This is a project for CSCI540: Advanced Database at Montana State University. We use data science applications in statistical R to explore the National Crime Victimization Survey and factors which may be associated with Intimate Partner Violence (IPV). http://www.icpsr.umich.edu/icpsrweb/NACJD/NCVS/
##Obtaining and Setting Up Dataset
- Create a "Data" directory in the directory where your project will be run.
- Inside of the "Data" directory, create directories for each year (2009-2014 at the time of this implementation).
- Download the tsv file (listed as Excel/TSV file on the site), which can be found at the commented links in the Data_Manager.R code, and navigate to the file that ends in ".tsv", placing it in the approriate year directory (there should be 5 TSV files for each year).

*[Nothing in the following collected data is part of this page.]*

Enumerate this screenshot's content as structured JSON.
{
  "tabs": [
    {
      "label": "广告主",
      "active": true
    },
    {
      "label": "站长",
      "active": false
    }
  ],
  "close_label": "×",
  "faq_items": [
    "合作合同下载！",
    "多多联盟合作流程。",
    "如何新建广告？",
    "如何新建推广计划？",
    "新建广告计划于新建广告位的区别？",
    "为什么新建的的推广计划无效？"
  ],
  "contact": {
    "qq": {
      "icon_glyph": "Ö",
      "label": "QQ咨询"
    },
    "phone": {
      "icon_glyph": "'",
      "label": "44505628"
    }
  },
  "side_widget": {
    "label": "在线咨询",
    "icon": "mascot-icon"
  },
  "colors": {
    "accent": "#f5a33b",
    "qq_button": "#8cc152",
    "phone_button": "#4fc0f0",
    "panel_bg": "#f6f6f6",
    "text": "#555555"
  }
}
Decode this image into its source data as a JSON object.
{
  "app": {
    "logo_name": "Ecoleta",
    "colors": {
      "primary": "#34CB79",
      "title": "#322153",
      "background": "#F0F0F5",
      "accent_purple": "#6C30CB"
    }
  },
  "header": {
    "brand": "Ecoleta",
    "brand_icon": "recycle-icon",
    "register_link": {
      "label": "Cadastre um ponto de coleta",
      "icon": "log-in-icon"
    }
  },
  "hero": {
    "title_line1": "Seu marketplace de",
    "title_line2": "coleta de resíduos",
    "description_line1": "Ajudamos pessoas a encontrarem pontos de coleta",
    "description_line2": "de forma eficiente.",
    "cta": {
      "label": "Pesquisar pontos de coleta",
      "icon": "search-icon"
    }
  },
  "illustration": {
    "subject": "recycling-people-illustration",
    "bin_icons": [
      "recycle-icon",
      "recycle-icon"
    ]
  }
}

- You may now run the R code provided.
##Files in this Repo Data_Manager.R This script generates the R-Data files from the TSV files loaded in the "Obtaining and Setting Up Dataset" section above. It is the most poorly coded script (hence why it is sitting in its own time-out file, if I were going to maintain this code, I would change it to dynamically load the data for each year folder instead of hardcoding for each year).
It reads the TSV files for each year, combines them into one datatable for the year, and subsets the data into just the columns of interest. It finally saves a RDA file for the year.
Notes:
- The working directory should be in the script folder
- Be aware of the
memory.limit(size=12003)
This helped with some memory allocation issues, but it may effect different machines in different ways. - You can add, delete, or modify variables you want to investigate with the
vi
variable on line 24.
Data_Manager_Custom.R This script loads R-Data files from the Data_Manager file above. It combines all years into one dataset, removes the na values, we add derived variables (for example: we are interested in Intimate Partner Violance (IPV) so either the attacker is a spouse, ex-spouse, or boyfriend/girlfriend). It will also plot histograms of the distributions (for sanity checks).
This file is primarily to load the R Workspace with clean data that we can finally, easily perform more interesting analysis, as well as resetting the workspace to the same foundation as we explore multiple types of analysis.
Probit.R This script performs and assesses probit analysis on the dataset.
MachineLearning.R This script uses the caret package to assess Naives Bayes, Decision Tree, and K Nearest Neighbor models of the dataset.